Individuality in numbers

The game has such an enormous diversity in units that it borders on the ridiculous. Then again, all of the vehicles featured in the game have actually been made and were used by one side or another during the Cold War. So how many are there you ask? Are you sitting down? There are no fewer than 750 units for you to fight with, or against. While the counter for Wargame: European Escalation ended at some 550 units, the airborne units were limited in their variety. The bulk of the newly added units to Wargame: AirLand Battle are airplanes, boosting the variety in the air to the same levels as on the ground.

Eugen Systems is putting a great deal of effort into creating and designing the battle maps and the results are spectacular. One particular map featured a fjord that looked both stunning and credible. Seeing my surprise, Alexis pointed out that the fjord is faithfully recreated from real life and that anyone who has visited it will recognize the fjord instantly. Not having seen it myself, I’ll have to take his word for it but it certainly looked great.

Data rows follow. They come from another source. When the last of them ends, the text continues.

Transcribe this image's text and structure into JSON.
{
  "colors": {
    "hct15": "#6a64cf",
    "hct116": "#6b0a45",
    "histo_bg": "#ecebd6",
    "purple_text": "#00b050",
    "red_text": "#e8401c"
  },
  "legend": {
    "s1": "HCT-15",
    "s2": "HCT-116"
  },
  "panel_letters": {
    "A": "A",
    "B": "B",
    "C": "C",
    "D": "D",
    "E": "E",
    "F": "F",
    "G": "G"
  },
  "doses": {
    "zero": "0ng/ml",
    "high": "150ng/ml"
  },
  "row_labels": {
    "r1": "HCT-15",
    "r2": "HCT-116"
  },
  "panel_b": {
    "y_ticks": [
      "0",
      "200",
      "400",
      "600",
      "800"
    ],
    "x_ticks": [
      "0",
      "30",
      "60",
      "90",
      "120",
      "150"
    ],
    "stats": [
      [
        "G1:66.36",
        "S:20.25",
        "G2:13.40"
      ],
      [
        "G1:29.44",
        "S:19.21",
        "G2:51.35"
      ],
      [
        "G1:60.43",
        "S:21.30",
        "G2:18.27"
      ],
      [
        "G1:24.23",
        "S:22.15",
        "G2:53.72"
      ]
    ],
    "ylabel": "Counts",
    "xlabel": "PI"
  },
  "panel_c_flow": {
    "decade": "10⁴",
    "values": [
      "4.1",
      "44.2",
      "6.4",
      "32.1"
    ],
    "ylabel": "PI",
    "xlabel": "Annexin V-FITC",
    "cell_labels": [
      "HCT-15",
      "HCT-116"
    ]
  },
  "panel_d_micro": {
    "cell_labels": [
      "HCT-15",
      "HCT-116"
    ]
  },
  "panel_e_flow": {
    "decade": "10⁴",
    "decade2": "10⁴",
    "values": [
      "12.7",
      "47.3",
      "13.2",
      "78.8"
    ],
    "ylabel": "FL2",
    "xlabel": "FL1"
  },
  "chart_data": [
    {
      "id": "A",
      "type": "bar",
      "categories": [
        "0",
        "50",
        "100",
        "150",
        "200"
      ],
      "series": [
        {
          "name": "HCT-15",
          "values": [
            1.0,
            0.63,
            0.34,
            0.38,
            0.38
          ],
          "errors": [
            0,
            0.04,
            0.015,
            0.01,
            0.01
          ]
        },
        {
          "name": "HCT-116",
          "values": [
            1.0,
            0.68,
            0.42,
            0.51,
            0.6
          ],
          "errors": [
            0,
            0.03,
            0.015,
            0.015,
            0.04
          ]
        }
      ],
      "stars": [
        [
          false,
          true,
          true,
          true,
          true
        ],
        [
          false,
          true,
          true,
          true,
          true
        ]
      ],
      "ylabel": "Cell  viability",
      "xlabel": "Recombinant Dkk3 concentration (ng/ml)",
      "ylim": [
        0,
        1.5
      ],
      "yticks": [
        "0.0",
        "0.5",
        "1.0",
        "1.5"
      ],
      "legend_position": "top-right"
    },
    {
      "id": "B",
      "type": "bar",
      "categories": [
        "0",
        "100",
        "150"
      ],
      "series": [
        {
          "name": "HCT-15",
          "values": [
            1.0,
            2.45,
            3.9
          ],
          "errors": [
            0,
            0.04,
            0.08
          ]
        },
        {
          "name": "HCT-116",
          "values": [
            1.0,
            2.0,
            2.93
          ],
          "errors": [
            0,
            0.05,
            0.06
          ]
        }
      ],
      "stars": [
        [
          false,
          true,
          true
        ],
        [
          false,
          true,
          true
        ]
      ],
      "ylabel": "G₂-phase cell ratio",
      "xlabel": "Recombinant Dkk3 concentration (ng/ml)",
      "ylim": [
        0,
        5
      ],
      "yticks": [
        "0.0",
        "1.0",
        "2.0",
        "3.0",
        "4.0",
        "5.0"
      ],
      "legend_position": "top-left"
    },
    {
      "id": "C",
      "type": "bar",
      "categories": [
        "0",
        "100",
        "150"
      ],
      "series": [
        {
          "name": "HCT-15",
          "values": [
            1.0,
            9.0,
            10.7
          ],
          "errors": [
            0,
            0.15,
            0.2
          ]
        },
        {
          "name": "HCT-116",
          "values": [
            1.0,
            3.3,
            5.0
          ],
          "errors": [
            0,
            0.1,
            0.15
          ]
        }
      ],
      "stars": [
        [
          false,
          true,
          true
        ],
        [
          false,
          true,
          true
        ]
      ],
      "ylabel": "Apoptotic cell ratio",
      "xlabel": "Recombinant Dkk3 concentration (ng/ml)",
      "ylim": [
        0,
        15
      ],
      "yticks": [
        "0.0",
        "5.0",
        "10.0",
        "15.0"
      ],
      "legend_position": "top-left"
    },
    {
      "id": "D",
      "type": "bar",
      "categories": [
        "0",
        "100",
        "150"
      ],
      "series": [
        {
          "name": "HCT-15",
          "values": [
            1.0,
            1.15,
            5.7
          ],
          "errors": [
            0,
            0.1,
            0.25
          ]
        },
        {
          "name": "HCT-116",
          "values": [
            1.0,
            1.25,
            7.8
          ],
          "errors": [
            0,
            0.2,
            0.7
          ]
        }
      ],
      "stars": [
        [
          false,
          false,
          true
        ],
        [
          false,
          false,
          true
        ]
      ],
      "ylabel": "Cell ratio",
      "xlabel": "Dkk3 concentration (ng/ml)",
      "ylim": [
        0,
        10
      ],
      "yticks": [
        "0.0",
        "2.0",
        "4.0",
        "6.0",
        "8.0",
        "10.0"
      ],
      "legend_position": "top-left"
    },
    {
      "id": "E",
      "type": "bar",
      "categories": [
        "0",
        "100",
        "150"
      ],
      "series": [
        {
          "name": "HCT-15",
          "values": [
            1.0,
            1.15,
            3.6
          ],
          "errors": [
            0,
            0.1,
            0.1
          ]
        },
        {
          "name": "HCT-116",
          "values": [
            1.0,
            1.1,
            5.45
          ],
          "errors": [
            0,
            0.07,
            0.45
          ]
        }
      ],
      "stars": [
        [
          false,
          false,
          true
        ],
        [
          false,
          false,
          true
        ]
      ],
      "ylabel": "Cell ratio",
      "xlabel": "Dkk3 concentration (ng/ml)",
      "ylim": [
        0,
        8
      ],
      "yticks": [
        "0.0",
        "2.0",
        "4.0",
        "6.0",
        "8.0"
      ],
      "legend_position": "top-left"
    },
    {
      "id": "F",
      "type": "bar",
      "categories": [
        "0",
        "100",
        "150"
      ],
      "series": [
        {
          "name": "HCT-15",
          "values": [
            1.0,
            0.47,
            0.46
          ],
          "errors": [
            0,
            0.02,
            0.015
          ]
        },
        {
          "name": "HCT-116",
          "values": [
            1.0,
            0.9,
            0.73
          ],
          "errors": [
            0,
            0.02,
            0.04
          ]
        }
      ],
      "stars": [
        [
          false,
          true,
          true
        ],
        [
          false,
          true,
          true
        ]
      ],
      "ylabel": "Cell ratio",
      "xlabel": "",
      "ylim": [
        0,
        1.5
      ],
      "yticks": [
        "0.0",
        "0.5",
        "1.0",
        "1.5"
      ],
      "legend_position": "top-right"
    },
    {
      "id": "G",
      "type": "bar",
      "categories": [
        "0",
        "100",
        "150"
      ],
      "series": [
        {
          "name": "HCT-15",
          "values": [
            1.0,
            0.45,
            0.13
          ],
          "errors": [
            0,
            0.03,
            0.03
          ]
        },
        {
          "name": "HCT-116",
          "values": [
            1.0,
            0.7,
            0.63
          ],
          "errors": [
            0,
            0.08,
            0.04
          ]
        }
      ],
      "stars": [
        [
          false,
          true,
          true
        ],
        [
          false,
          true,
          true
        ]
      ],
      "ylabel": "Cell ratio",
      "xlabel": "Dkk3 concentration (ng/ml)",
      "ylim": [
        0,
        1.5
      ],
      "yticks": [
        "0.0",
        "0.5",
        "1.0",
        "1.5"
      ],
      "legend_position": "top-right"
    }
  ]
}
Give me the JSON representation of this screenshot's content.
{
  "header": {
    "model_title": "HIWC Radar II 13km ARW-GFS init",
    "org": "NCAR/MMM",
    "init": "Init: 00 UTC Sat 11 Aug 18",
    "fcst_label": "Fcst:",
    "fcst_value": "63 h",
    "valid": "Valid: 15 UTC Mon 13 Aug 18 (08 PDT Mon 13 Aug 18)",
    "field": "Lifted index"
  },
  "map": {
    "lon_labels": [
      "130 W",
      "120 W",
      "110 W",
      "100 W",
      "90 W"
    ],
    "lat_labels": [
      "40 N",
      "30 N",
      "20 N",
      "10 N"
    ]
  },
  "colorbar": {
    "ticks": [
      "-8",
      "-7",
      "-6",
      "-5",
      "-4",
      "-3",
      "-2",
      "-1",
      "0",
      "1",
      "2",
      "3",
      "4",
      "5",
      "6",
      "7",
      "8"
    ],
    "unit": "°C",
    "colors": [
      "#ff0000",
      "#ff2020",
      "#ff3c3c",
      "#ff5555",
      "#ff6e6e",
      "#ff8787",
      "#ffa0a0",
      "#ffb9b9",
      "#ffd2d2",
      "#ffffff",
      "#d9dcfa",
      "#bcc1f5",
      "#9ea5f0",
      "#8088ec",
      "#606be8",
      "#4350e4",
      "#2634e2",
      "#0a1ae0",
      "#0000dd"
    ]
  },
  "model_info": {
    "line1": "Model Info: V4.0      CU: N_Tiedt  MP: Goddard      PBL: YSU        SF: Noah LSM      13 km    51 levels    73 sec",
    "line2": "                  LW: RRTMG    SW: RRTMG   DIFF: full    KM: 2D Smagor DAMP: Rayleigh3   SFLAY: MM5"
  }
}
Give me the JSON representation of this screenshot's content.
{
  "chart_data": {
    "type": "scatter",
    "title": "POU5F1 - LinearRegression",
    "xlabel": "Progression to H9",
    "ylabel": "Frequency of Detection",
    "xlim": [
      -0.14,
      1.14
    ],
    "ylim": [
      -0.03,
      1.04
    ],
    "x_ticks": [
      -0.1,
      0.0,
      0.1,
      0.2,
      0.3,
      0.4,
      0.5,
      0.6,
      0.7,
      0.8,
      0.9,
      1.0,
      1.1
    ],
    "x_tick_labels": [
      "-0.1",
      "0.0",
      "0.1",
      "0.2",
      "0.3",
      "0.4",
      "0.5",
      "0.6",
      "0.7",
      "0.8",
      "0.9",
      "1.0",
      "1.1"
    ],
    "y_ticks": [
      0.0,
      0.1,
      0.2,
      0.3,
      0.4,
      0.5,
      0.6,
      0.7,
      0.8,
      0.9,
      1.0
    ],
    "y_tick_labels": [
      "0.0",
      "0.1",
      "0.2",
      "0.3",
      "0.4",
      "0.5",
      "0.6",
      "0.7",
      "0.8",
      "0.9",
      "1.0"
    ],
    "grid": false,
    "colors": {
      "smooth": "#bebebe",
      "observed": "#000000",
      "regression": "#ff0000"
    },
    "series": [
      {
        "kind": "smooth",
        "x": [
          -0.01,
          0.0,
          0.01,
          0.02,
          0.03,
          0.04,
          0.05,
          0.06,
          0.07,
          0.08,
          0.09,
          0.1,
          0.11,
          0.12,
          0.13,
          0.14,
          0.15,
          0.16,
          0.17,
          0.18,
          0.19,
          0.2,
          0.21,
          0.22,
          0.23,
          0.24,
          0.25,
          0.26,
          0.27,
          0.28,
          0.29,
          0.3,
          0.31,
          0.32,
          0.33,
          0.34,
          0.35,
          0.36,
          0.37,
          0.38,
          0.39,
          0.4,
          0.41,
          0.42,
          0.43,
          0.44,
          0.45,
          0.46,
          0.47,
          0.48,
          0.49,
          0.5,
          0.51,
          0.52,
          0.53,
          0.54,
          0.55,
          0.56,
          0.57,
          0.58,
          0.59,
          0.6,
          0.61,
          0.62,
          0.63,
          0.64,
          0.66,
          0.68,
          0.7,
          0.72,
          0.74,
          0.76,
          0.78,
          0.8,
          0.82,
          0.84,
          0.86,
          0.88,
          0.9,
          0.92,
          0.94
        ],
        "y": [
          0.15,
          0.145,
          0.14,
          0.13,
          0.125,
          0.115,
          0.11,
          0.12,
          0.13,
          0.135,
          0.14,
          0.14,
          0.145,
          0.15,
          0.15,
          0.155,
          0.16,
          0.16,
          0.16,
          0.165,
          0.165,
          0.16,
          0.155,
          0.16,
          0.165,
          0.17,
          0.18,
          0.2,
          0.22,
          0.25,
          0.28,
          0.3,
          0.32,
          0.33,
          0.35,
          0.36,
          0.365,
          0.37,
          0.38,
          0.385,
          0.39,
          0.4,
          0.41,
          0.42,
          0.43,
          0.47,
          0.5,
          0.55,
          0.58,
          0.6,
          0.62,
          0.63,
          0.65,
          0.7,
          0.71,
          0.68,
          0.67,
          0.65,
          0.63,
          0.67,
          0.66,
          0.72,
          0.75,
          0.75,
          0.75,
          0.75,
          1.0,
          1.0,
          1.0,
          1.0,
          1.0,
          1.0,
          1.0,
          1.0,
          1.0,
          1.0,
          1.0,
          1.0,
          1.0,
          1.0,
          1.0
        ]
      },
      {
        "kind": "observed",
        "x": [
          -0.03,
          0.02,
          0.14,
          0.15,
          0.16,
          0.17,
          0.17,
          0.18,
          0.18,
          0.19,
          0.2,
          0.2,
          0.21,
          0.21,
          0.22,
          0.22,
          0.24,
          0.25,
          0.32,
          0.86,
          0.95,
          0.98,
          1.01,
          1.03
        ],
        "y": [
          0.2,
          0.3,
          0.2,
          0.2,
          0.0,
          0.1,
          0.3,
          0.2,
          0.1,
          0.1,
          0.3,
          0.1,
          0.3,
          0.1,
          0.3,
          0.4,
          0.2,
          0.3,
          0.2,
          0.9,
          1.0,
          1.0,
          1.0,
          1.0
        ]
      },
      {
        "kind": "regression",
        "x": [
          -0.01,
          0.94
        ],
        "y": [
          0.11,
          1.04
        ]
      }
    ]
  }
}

The same level of attention is put towards creating towns and villages that look authentic. Houses are not just for looks. Infantry can garrison inside structures for additional shelter and a better vantage point. Sending infantry to secure a garrisoned building is a recipe for disaster but tanks, for example, are able to take down any building, exposing the soldiers inside. Generally, armored units in AirLand Battle will exercise some degree of caution when moving into residential areas for fear of soldiers equipped with grenades or anti-tank measures. The buildings simply provide too many places to hide and the close proximity to such hiding places can be lethal for even the most hardened tank crew.

There is not much that cannot be destroyed. You can even set fields and forests on fire to deprive your enemy of their cover and forcing them to rethink their approach. To give you the tools to deal with the always changing battlefield, the game has quite an elaborate control scheme for units. Rather than just selecting a unit and clicking on a target or destination, you can move it in formation, have it scramble and even make it travel backwards. This may not sound that important, but the rear of an armored vehicle is usually its weakest spot and retreating backwards gives it the best chance to survive.

All in it together

The main campaign is an excellent training tool and, once you’ve completed it, you should be more than qualified to give the multiplayer battles a go. If you feel especially confident, you can compete in a ladder competition and prove your prowess to both your opponents and any spectators looking in on the action.

Wargame: AirLand Battle impressed with both its engine and its deep level of gameplay. If you would like a taste of that before the game comes out, a closed beta is planned to test out the changes to the engine, tweak balance and try out the various game modes. If you can get in, it’s a wonderful opportunity to help make a better and even more enjoyable game.